The content of the composite powder in the external preparation for skin is preferably, for example, 15% by mass or less, more preferably 1% by mass to 15% by mass, based on the total mass of the external preparation for skin. It is more preferably mass% to 15% by mass. Further, from the viewpoint of making a skin external preparation having a light feeling of use, the content of the composite powder can be, for example, 14% by mass or less. The lower limit of the content of the composite powder is such that the UV shielding effect of the composite powder can be obtained and the mass ratio of the siliconeized polysaccharide compound to the composite powder satisfies 0.084 to 0.000125. For example, it can be 6% by mass.

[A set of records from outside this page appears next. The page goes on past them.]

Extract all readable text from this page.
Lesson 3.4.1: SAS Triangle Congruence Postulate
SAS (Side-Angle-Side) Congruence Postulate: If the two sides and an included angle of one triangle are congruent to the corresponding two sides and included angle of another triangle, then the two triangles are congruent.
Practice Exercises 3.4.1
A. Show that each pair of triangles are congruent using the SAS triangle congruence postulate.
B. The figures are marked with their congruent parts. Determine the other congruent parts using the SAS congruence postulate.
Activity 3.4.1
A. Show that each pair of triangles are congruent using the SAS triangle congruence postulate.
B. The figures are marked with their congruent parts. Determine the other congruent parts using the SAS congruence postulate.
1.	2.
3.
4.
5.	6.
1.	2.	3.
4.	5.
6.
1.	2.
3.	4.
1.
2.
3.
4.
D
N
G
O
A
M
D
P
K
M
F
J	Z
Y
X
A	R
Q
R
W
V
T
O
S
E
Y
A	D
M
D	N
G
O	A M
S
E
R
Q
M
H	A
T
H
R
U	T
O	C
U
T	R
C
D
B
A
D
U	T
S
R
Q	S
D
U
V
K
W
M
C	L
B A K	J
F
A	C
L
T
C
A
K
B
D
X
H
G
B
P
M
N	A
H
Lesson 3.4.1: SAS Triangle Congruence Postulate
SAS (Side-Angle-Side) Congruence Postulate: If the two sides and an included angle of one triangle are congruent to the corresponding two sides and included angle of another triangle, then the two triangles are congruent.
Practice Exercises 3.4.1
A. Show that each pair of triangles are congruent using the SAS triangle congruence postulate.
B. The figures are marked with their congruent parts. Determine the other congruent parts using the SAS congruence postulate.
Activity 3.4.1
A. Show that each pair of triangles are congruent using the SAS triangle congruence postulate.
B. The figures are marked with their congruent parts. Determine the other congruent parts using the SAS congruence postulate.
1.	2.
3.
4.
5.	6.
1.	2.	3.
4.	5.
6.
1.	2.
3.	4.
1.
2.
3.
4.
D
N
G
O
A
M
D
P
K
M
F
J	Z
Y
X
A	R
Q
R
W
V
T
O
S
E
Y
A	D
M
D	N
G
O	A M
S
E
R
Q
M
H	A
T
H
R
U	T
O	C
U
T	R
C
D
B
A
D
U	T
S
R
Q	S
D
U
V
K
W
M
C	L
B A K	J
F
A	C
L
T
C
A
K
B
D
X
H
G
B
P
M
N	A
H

The composite powder may be contained in either an oil phase or an aqueous phase when the external preparation for skin is an emulsion. The composite powder is preferably contained in the oil phase from the viewpoints of water resistance of the external preparation for skin, a feeling of use (smoothness, refreshing feeling), an effect of improving the ultraviolet shielding effect, and the like.

For example, when blending the composite powder into the oil phase, a slurry may be prepared using an oil agent such as silicone oil and blended with other components in the form of a slurry.
The content of the composite powder in the slurry is not particularly limited. In general, the content of the composite powder in the slurry is preferably 10% by mass to 80% by mass, more preferably 20% by mass to 60% by mass, based on the total mass of the slurry. When the content of the composite powder in the slurry is within the above range, the composite powder tends to be stably contained in the external preparation for skin.

[UV absorbers other than composite powder]
The external preparation for skin of the present disclosure may contain an ultraviolet absorber other than the composite powder (hereinafter, also referred to as "another ultraviolet absorber") from the viewpoint of further improving the ultraviolet shielding effect.
Other UV absorbers may be contained alone or in combination of two or more in the external preparation for skin.

The other ultraviolet absorber is not particularly limited as long as it is an ultraviolet absorber usually used for external preparations for skin. As the other ultraviolet absorber, an organic ultraviolet absorber is preferable, and specific examples thereof include compounds similar to specific examples of the ultraviolet absorber contained in the composite powder.

The ultraviolet absorber contained in the composite powder and other ultraviolet absorbers may be the same or different, and can be appropriately selected depending on the desired ultraviolet shielding effect. For example, when the same UV absorber as the UV absorber contained in the composite powder is selected as another UV absorber, the mass ratio with the siliconeized polysaccharide is limited to a predetermined range. In the external preparation, the ultraviolet shielding effect expected from the inclusion of the composite powder can be further improved.
Examples of combinations of the composite powder and other UV absorbers include a combination of a composite powder of titanium oxide and avobenzone and avobenzone, a combination of a composite powder of titanium oxide and avobenzone and methylenebisbenzotriazolyltetramethylbutylphenol. Examples thereof include a combination of a composite powder of titanium oxide and avobenzone and hexyl diethylaminohydroxybenzoyl benzoate.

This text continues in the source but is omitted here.